The main strength of our study is its large, nationally representative sample of women. The external validity of NOWAC is considered high, as the distribution of exposures is independent of the response rate, and the cumulative incidence of cancer is not substantially different from national figures36. Moreover, the comprehensive questionnaires enabled us to control for important confounders, and our study design with its long prospective follow-up is critical when investigating body fatness-related cancers that develop later in life. The method that we used accounted for death as a potential competing risk, which may be present in studies with long follow-up and aged participants37. Failure to account for death as a competing risk may result in overestimated risk estimates. We estimated 7-years weight change from the enrolment to a second questionnaire, which is different from most studies that have calculated weight change from recalled weight at age 18 to weight at enrolment, which may be prone to recall bias and misclassification as older women would have had a longer period of possible weight gain. Further, we have reported the fraction of body fatness-related cancer burden attributable to weight gain, which is an estimate of the preventable proportion, given a hypothetical intervention. Although the mathematics to calculate this proportion is sound, the intervention must be achievable in the target population for the estimate to fit public health action. In our study, the intervention would be to avoid weight gain over 7-years during middle adulthood, which seems less challenging than weight maintenance from young adulthood through several decades, as in many other weight change studies.

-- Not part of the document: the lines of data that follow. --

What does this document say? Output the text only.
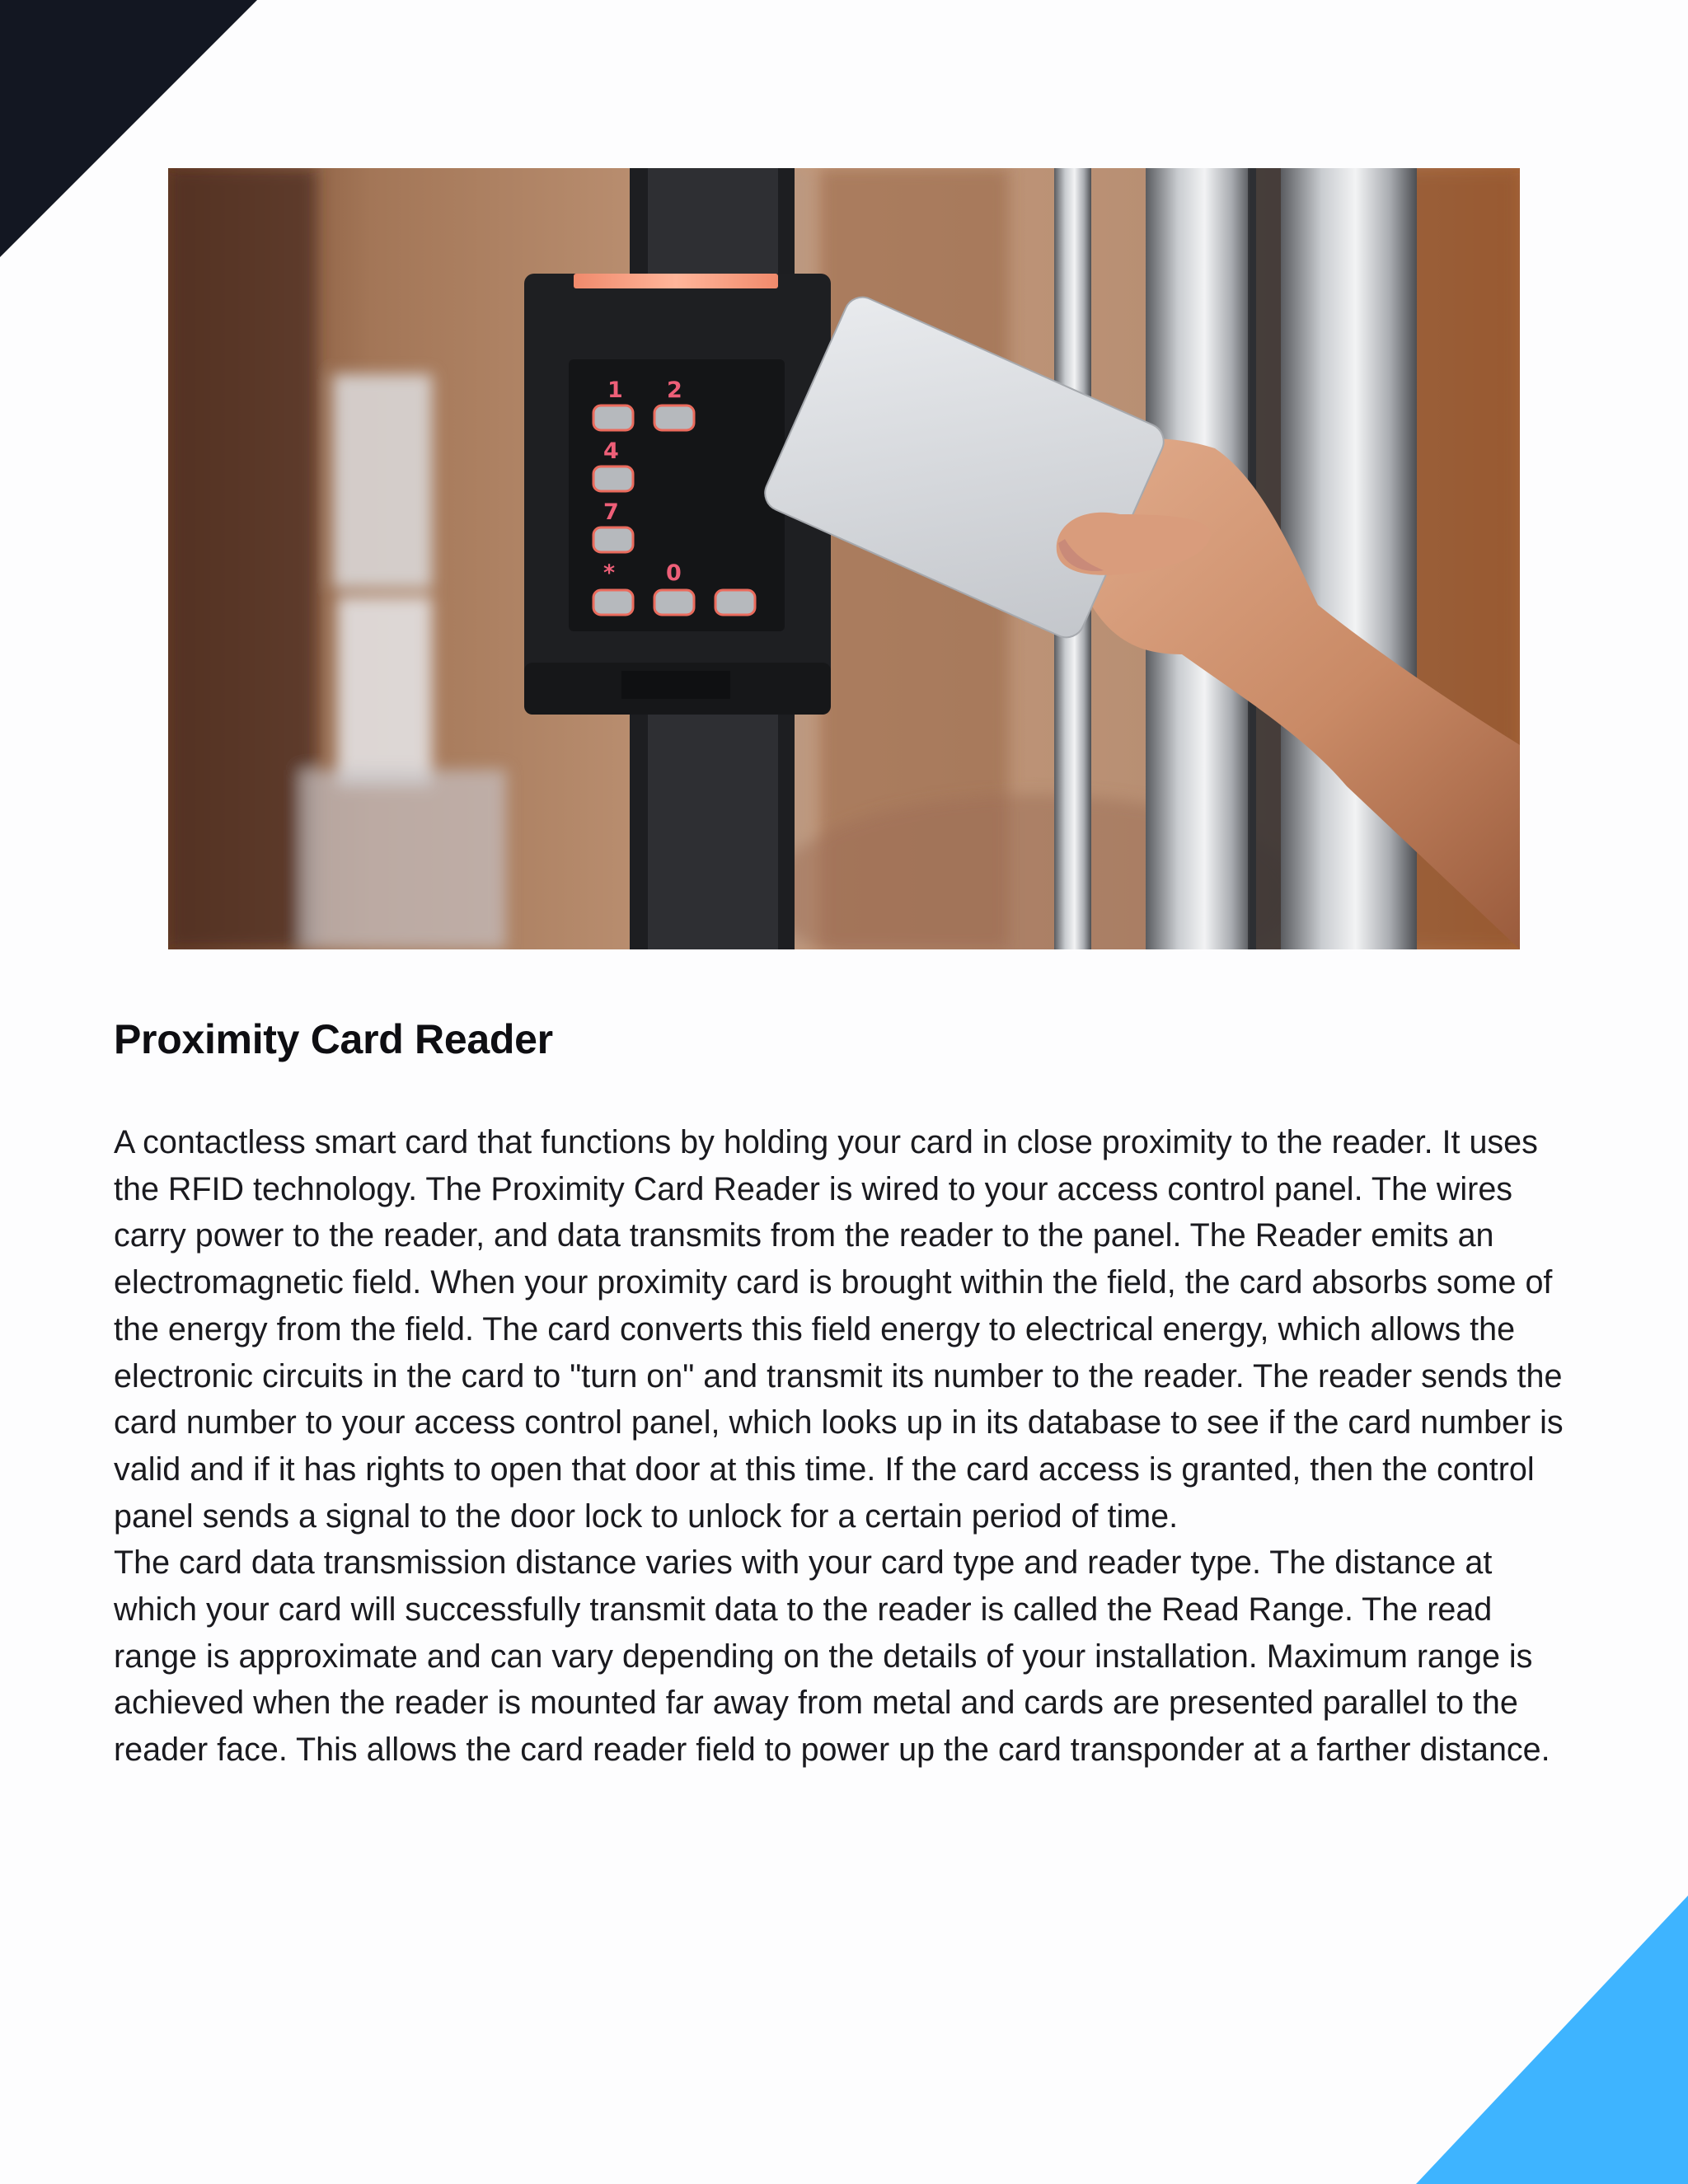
1 2
4
7
* 0
Proximity Card Reader

A contactless smart card that functions by holding your card in close proximity to the reader. It uses the RFID technology. The Proximity Card Reader is wired to your access control panel. The wires carry power to the reader, and data transmits from the reader to the panel. The Reader emits an electromagnetic field. When your proximity card is brought within the field, the card absorbs some of the energy from the field. The card converts this field energy to electrical energy, which allows the electronic circuits in the card to "turn on" and transmit its number to the reader. The reader sends the card number to your access control panel, which looks up in its database to see if the card number is valid and if it has rights to open that door at this time. If the card access is granted, then the control panel sends a signal to the door lock to unlock for a certain period of time.

The card data transmission distance varies with your card type and reader type. The distance at which your card will successfully transmit data to the reader is called the Read Range. The read range is approximate and can vary depending on the details of your installation. Maximum range is achieved when the reader is mounted far away from metal and cards are presented parallel to the reader face. This allows the card reader field to power up the card transponder at a farther distance.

Nevertheless, this study has limitations. Weight was self-reported, and the well-established tendency to underestimate weight that increases with age and BMI, has also been confirmed in NOWAC38,39. However, we assume that the potential misclassification was non-differential between women with and without body fatness-related cancers. We also assume that the potential underestimation of weight was similar at the enrolment and the second questionnaire, and that the change in weight was less prone to misclassification. Although, we have adjusted for many important confounders, residual confounding may be present as we could not adjust for medical conditions that affect both weight gain and cancer, time of initiation and frequency for several confounders, nutritional aspects, as the food frequency questionnaire was only provided to a subsample of women, hereditary predisposition, or additional environmental factors that could be related to both weight gain and cancer. Pancreatic and kidney cancer, which were the least commonly reported cancers among the body fatness-related cancers under study, had relatively few cancer cases that led to large confidence intervals. Further, the precision in all PAF analyses was low with large confidence intervals. However, many PAF studies fail in reporting confidence intervals and thus the precision of the estimates is difficult to compare. Consequently, due to the large confidence intervals, the numbers of attributable cancer cases are approximations. The generalisability of our study is limited to Norway. The strength of association between weight gain and cancer may not substantially differ across regions but women in our study sample were slimmer than in many other high-income countries at that time1, and thus the exposure prevalence of weight gain and the PAF estimates are likely to be lower in our study.

Conclusions

Seven-years weight gain in women in middle adulthood had an impact on the burden of all body fatness-related cancers, postmenopausal breast cancer, colorectal and pancreatic cancer. Given a causal relationship, over 40% of diagnosed pancreatic cancer could have been prevented should women who gained weight had had stable weight. Our study implicates that a substantial proportion of major body fatness-related cancers could have been prevented through weight maintenance and suggests a possible role of the velocity of accumulated weight gain in assessing cancer risk.